トップページ > 岩つばめ一覧 > 岩つばめ172号目次

谷川岳集中山行
花岡 孝

山行日 1963年10月13日
メンバー (L)花岡、小沢、山本(敬)、野田

 この山行は集中登山の計画であったが、申込者は僅か11名、当夜上野に行くと参加者は4名という有様、残念やら情けないやらで何とも言いようのない気持ちになった。確かに山行予告、PR等は不徹底な点もあったろうが、一応集中登山なのだから。残念がってばかりいてもしょうがないので、とにかく登ることにする。
 稜線で思いもしなかった浦島、市川両嬢の出迎えを受けた。彼女らは巌剛新道を登ったとのこと。

一ノ倉沢2ルンゼ~Aルンゼ
野田 昇秀

メンバー 山本(敬)、野田

 『3ルンゼ』を登る小沢、花岡隊と猛登を交わしながら本谷バンドを出発する。中央壁下部を3Pほど登り、F3の下から2ルンゼに入る。南稜上部から2ルンゼを見たのより悪くなく傾斜も緩い。悪い所と言えば、嫌な感じのトラバースが1ヶ所あるのみで、あっさりとザッテルへ出る。陽の当らないルンゼから、一気に開けた明るい滝沢上部へ出る。広河原へ草付きを下降し小休止とする、オアシスのような楽しい所だ。
 Aルンゼに入る。ゴーロ歩きがしばらく続き、最初の滝はノーザイルで右側を。マッターホルン・ドームの間で2ヶ所ほどザイルを使用する。ホールドが新雪の下にあったり、スタンスが凍っていたりして感じが悪い。
 三俣に出る。
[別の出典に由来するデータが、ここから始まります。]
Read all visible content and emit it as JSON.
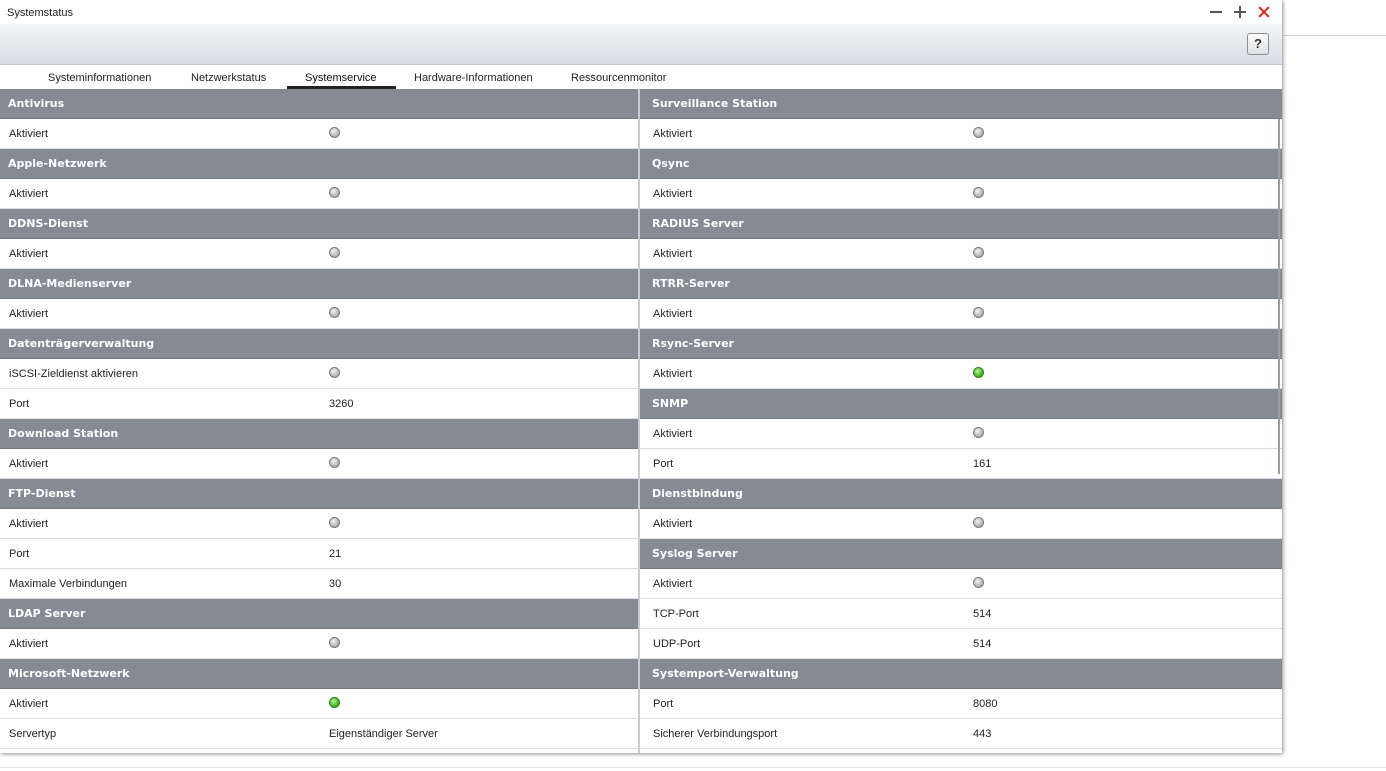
{
  "window": {
    "title": "Systemstatus"
  },
  "toolbar": {
    "help_label": "?"
  },
  "tabs": [
    {
      "label": "Systeminformationen"
    },
    {
      "label": "Netzwerkstatus"
    },
    {
      "label": "Systemservice"
    },
    {
      "label": "Hardware-Informationen"
    },
    {
      "label": "Ressourcenmonitor"
    }
  ],
  "active_tab": "Systemservice",
  "status_colors": {
    "enabled": "#4cbf2a",
    "disabled": "#bdbdbd",
    "header": "#868a95"
  },
  "left_groups": [
    {
      "title": "Antivirus",
      "rows": [
        {
          "label": "Aktiviert",
          "status": "off"
        }
      ]
    },
    {
      "title": "Apple-Netzwerk",
      "rows": [
        {
          "label": "Aktiviert",
          "status": "off"
        }
      ]
    },
    {
      "title": "DDNS-Dienst",
      "rows": [
        {
          "label": "Aktiviert",
          "status": "off"
        }
      ]
    },
    {
      "title": "DLNA-Medienserver",
      "rows": [
        {
          "label": "Aktiviert",
          "status": "off"
        }
      ]
    },
    {
      "title": "Datenträgerverwaltung",
      "rows": [
        {
          "label": "iSCSI-Zieldienst aktivieren",
          "status": "off"
        },
        {
          "label": "Port",
          "value": "3260"
        }
      ]
    },
    {
      "title": "Download Station",
      "rows": [
        {
          "label": "Aktiviert",
          "status": "off"
        }
      ]
    },
    {
      "title": "FTP-Dienst",
      "rows": [
        {
          "label": "Aktiviert",
          "status": "off"
        },
        {
          "label": "Port",
          "value": "21"
        },
        {
          "label": "Maximale Verbindungen",
          "value": "30"
        }
      ]
    },
    {
      "title": "LDAP Server",
      "rows": [
        {
          "label": "Aktiviert",
          "status": "off"
        }
      ]
    },
    {
      "title": "Microsoft-Netzwerk",
      "rows": [
        {
          "label": "Aktiviert",
          "status": "on"
        },
        {
          "label": "Servertyp",
          "value": "Eigenständiger Server"
        }
      ]
    }
  ],
  "right_groups": [
    {
      "title": "Surveillance Station",
      "rows": [
        {
          "label": "Aktiviert",
          "status": "off"
        }
      ]
    },
    {
      "title": "Qsync",
      "rows": [
        {
          "label": "Aktiviert",
          "status": "off"
        }
      ]
    },
    {
      "title": "RADIUS Server",
      "rows": [
        {
          "label": "Aktiviert",
          "status": "off"
        }
      ]
    },
    {
      "title": "RTRR-Server",
      "rows": [
        {
          "label": "Aktiviert",
          "status": "off"
        }
      ]
    },
    {
      "title": "Rsync-Server",
      "rows": [
        {
          "label": "Aktiviert",
          "status": "on"
        }
      ]
    },
    {
      "title": "SNMP",
      "rows": [
        {
          "label": "Aktiviert",
          "status": "off"
        },
        {
          "label": "Port",
          "value": "161"
        }
      ]
    },
    {
      "title": "Dienstbindung",
      "rows": [
        {
          "label": "Aktiviert",
          "status": "off"
        }
      ]
    },
    {
      "title": "Syslog Server",
      "rows": [
        {
          "label": "Aktiviert",
          "status": "off"
        },
        {
          "label": "TCP-Port",
          "value": "514"
        },
        {
          "label": "UDP-Port",
          "value": "514"
        }
      ]
    },
    {
      "title": "Systemport-Verwaltung",
      "rows": [
        {
          "label": "Port",
          "value": "8080"
        },
        {
          "label": "Sicherer Verbindungsport",
          "value": "443"
        }
      ]
    }
  ]
}
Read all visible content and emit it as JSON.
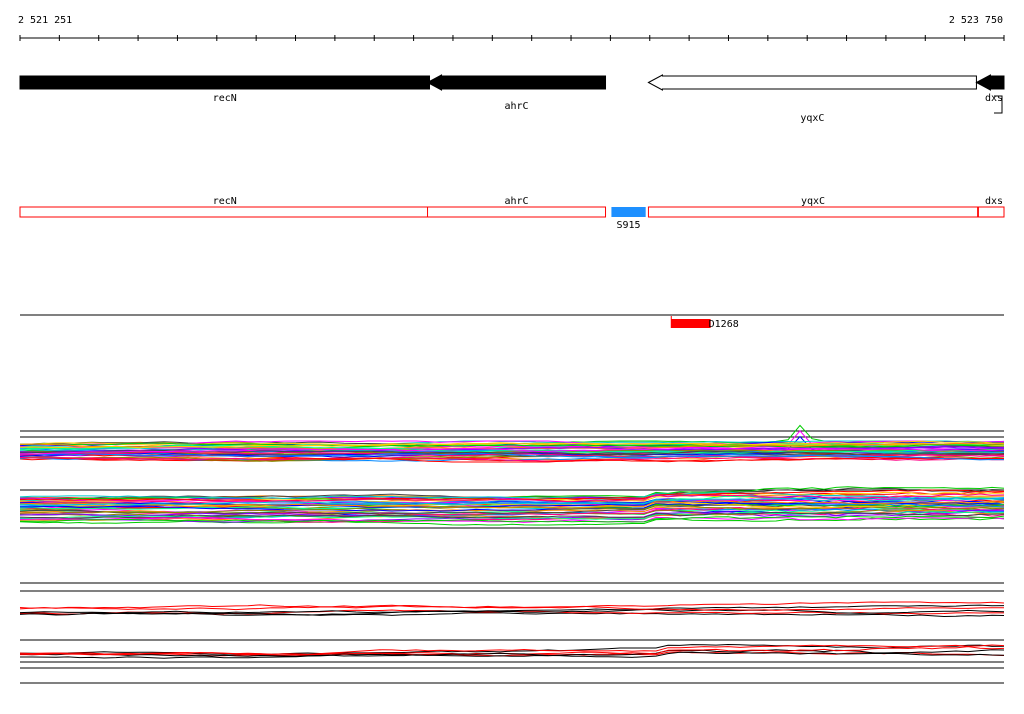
{
  "axis": {
    "start_label": "2 521 251",
    "end_label": "2 523 750",
    "start": 2521251,
    "end": 2523750,
    "tick_count": 26
  },
  "genes": [
    {
      "label": "recN",
      "strand": "-",
      "style": "filled",
      "start": 2521251,
      "end": 2522291
    },
    {
      "label": "ahrC",
      "strand": "-",
      "style": "filled",
      "start": 2522286,
      "end": 2522738
    },
    {
      "label": "yqxC",
      "strand": "-",
      "style": "outline",
      "start": 2522847,
      "end": 2523680
    },
    {
      "label": "dxs",
      "strand": "-",
      "style": "filled",
      "start": 2523680,
      "end": 2523750
    }
  ],
  "transcripts": [
    {
      "label": "recN",
      "start": 2521251,
      "end": 2522291
    },
    {
      "label": "ahrC",
      "start": 2522286,
      "end": 2522738
    },
    {
      "label": "yqxC",
      "start": 2522847,
      "end": 2523683
    },
    {
      "label": "dxs",
      "start": 2523685,
      "end": 2523750
    }
  ],
  "features": [
    {
      "label": "S915",
      "color": "#1e90ff",
      "start": 2522753,
      "end": 2522840
    }
  ],
  "peaks": [
    {
      "label": "D1268",
      "color": "#ff0000",
      "start": 2522905,
      "end": 2523005
    }
  ],
  "colors": {
    "transcript_outline": "#ff0000",
    "track_line": "#000000",
    "profile_palette": [
      "#ff00ff",
      "#00cc00",
      "#0000ff",
      "#ff8800",
      "#00cccc",
      "#ff0000",
      "#888800",
      "#8800ff",
      "#00ff88",
      "#ff0088",
      "#ffcc00",
      "#0088ff",
      "#444444"
    ]
  }
}
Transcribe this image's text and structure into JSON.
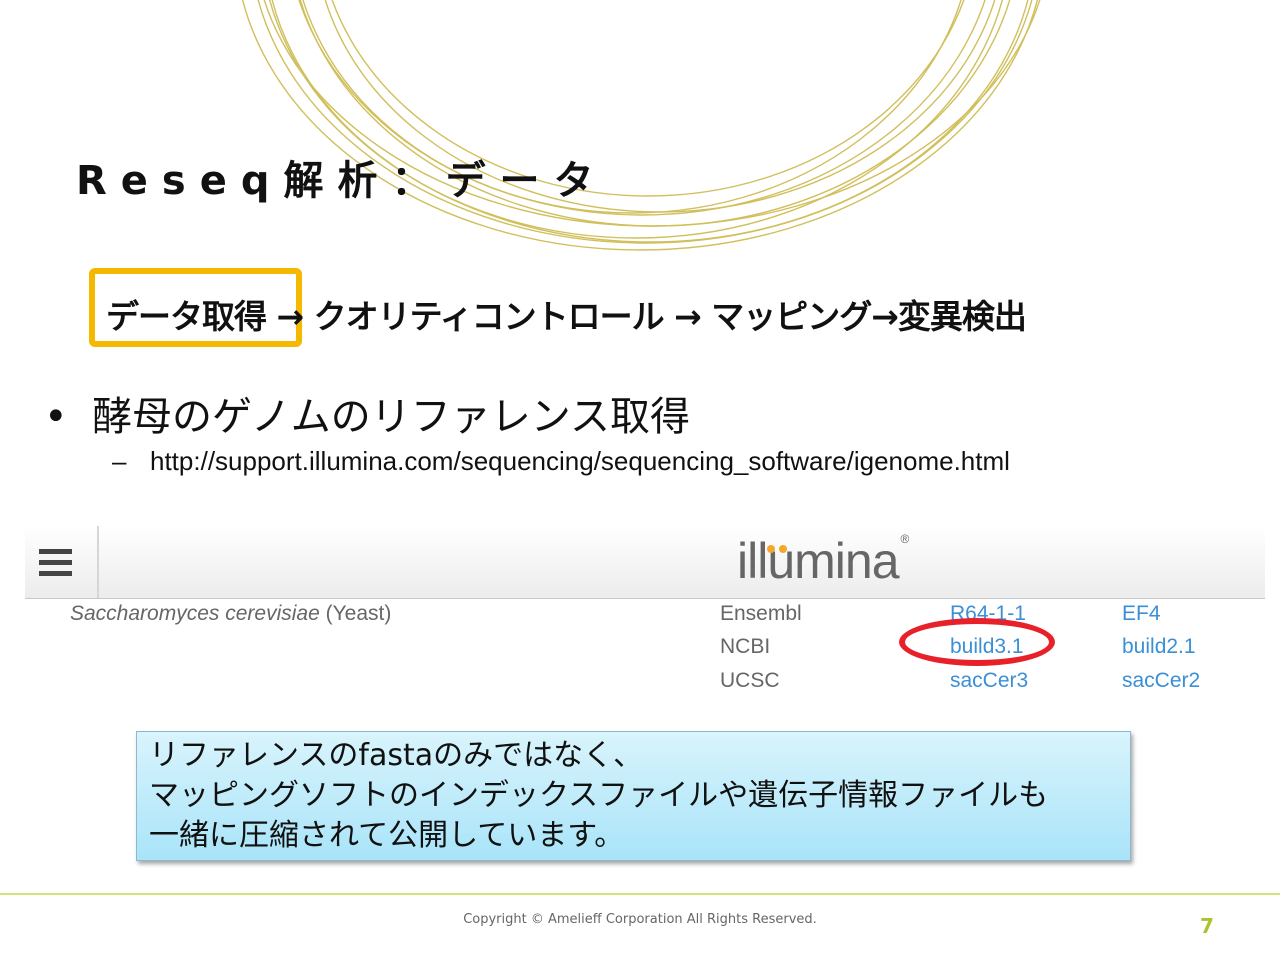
{
  "slide": {
    "title": "Reseq解析：データ",
    "flow": {
      "step1": "データ取得",
      "rest": " → クオリティコントロール → マッピング→変異検出"
    },
    "bullet": "酵母のゲノムのリファレンス取得",
    "sub_bullet": "http://support.illumina.com/sequencing/sequencing_software/igenome.html",
    "note": {
      "line1": "リファレンスのfastaのみではなく、",
      "line2": "マッピングソフトのインデックスファイルや遺伝子情報ファイルも",
      "line3": "一緒に圧縮されて公開しています。"
    },
    "copyright": "Copyright © Amelieff Corporation All Rights Reserved.",
    "page_number": "7",
    "colors": {
      "highlight_box": "#f5b800",
      "link": "#3b8fd6",
      "ellipse": "#e8202a",
      "footer_line": "#d3e27a",
      "page_number": "#a8c431"
    }
  },
  "screenshot": {
    "logo": "illumina",
    "menu_icon": "hamburger-icon",
    "species_italic": "Saccharomyces cerevisiae",
    "species_common": "(Yeast)",
    "rows": [
      {
        "source": "Ensembl",
        "build1": "R64-1-1",
        "build2": "EF4"
      },
      {
        "source": "NCBI",
        "build1": "build3.1",
        "build2": "build2.1"
      },
      {
        "source": "UCSC",
        "build1": "sacCer3",
        "build2": "sacCer2"
      }
    ]
  }
}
中央がAルンゼの中心であると聞いているが時間の関係で我々は左俣のルンゼに潜り込んだ、上部で5mほどトラバース、腕力で強引にズリ上がると東尾根の稜線に出る。そこから新雪のベッタリついた草付きを震えながら登り切ると、オキの耳の頂上で小沢、花岡、浦島さんらが手を振っているのが見えた。

〈コースタイム〉
本谷バンド(7:30) → ザッテル(9:10) → 広河原(9:15~9:40) → Aルンゼ → 東尾根(11:15) → オキの耳(11:45)

一ノ倉沢3ルンゼ
花岡 孝

メンバー 花岡、小沢

 本谷バンドでお互いに『ガンバレ』『気ヲツケロ』と連呼しつつ別れる。3ルンゼの出合までザイルを付けずに行く。途中生唾を飲んだり、思わず岩にしがみつくような個所もあったが無事出合に到着、ザイルを結んで一安心する。
 小沢さんトップで比較的楽な登攀2ピッチを終わる。ルートはルンゼの右側、草付き混じりの壁で前方には最悪場のF2が現れる。右か左かで迷ったが、左は濡れているので右にルートを取る(結果は余計苦労してしまったが)。20mほどザイルが伸びた所で私が続く。そのままトップとなり悪場に挑む。やや被り気味で残置ハーケンにアブミをかけてこれに乗る。この上5mがポイントで草付きのハングだ。手をかけると石はどれもぐらぐらと動く、それでも草付きに手を突っ込みじわじわ登る。ここでハーケンを打つことができたが、ザクザクという音と共に入ってしまった。しかし、こえを使わなければ乗越すことができないので、ソロリソロリと体重を移し思い切って乗越した。腕は棒のようになってしまった。この上は傾斜も緩く、20mほどザイルを延ばして確保する。小沢さんも大分悲鳴を上げていた。
 次はF3だが、ルンゼの底まで降りるのも面倒なのでこのまま高捲く。40m3ピッチの簡単な登攀で落ち口に立ち、ここで小休止を取る。この辺りから上は薄っすらと雪が着きなかなか見事な景色で、落ち口から稜線まではザイルを付けずに登る。相当時間がかかると思ったが、30分で稜線に着いた。
 雪融け水でグシャグシャになった道を頂上に向かうとオキの耳近くで浦島、市川両嬢に会う。下で調べてこの辺りにくることを予想して3時間近く待っていたとの由、オキの耳でAルンゼ班と合流し、下山路は彼女らの希望により憬雪小屋から西黒尾根を下った。